A missão do FMI a Maputo terá lugar apenas no próximo mês, quando esteve inicialmente prevista para abril e maio, fazendo antever que quaisquer pagamentos do Fundo a Moçambique, que viriam aliviar a situação financeira, só terão lugar em julho, na melhor das hipóteses.
No final da semana passada, a agência Moody´s iniciou um processo de reavaliação da notação das obrigações soberanas de Moçambique (Caa1) pela Moody ‘s Investors Service, que iniciou reavaliação do “rating” para avaliar as consequências da crise das dívidas escondidas. A dívida pública, estima, estará próximo dos 70% do PIB.
A revelação de dívidas anteriormente não declaradas, adianta, “minou a solvabilidade” do Estado de Moçambique, os níveis de dívida são agora mais elevados do que o previsto anteriormente, “e as pressões sobre seu fluxo de caixa e sobre a balança de pagamentos do país são mais graves, com o serviço de dívida em moeda estrangeira custar mais do que o previsto anteriormente”.
A Moody´s “irá avaliar o risco de que o governo venha a reestruturar ou concordar com a reestruturação de qualquer dívida do governo ou garantida pelo governo, quer como condição para a manutenção do apoio externo, por exemplo, ao abrigo de um programa do FMI, quer como decisão política independente”. A Revisão também permitirá “avaliar a veracidade dos relatos de imprensa recentes que sugerem que o governo de Moçambique não vai honrar suas garantias sobre as obrigações recentemente divulgadas”.
Segundo o Briefing Africa Monitor de hoje, o incumprimento do pagamento da MAM acentua degradação da reputação do país junto dos investidores internacionais, o que cria problemas também ao desenvolvimento das reservas de gás natural, onde estão depositadas as esperanças de crescimento económico futuro.
Na situação atual, “torna-se ainda mais difícil para os promotores de grandes projetos de investimento conseguir financiamento em termos favoráveis, de que necessitam para avançar com os projetos de desenvolvimento do gás natural”, enquanto o Estado vê “debilitada também a posição negocial perante estes investidores (Eni, Anadarko), quando há ainda por definir acordos de partilha de produção”.

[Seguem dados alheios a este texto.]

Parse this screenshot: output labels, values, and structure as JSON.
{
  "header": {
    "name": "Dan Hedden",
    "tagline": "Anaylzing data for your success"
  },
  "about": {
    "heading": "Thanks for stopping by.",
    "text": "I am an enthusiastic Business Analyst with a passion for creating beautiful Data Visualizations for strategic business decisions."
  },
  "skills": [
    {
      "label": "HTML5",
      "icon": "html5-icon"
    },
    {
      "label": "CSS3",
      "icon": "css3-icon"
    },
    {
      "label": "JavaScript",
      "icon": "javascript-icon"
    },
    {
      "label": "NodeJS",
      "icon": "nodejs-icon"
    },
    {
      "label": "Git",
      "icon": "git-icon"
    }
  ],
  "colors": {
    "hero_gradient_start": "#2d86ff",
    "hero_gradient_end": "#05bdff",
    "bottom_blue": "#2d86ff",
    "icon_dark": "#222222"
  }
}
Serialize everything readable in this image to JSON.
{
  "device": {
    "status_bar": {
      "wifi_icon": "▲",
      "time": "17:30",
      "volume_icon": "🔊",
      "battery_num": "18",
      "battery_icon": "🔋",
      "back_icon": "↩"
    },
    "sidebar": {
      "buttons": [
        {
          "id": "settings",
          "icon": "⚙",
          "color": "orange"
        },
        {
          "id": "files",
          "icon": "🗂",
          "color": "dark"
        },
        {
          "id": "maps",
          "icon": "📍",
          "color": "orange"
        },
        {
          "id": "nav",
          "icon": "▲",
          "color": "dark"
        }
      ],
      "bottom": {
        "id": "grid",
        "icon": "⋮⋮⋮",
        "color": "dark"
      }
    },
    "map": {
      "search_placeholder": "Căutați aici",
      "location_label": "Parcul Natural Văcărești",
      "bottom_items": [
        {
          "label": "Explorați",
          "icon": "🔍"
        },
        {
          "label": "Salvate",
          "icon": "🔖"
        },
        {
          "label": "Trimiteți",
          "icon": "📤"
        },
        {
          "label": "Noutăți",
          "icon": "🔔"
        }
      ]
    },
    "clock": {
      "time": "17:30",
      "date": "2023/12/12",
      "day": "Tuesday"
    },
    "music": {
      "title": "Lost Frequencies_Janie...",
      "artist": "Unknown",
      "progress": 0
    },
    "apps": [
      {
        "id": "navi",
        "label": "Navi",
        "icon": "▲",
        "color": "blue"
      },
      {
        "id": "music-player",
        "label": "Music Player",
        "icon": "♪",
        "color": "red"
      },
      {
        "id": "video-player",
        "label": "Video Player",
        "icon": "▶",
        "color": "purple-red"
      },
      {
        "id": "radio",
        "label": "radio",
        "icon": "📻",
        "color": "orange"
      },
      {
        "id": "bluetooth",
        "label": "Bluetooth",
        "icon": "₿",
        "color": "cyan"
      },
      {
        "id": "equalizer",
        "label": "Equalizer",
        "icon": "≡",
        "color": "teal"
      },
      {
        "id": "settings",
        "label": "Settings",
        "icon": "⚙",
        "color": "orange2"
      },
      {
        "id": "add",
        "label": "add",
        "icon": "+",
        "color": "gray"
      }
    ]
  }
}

“O evento vem também demonstrar a crescente intransigência e inflexibilidade dos credores moçambicanos, que se sentiram defraudados com as revelações que se seguiram ao processo negocial que levou à reestruturação da dívida da EMATUM”. “Ficam indicações de um Estado sem soluções, estratégia ou capacidade de resposta, com pouco mais do que um discurso apaziguador para lidar com aquela que será já a maior crise financeira da sua história”, adianta o Briefing.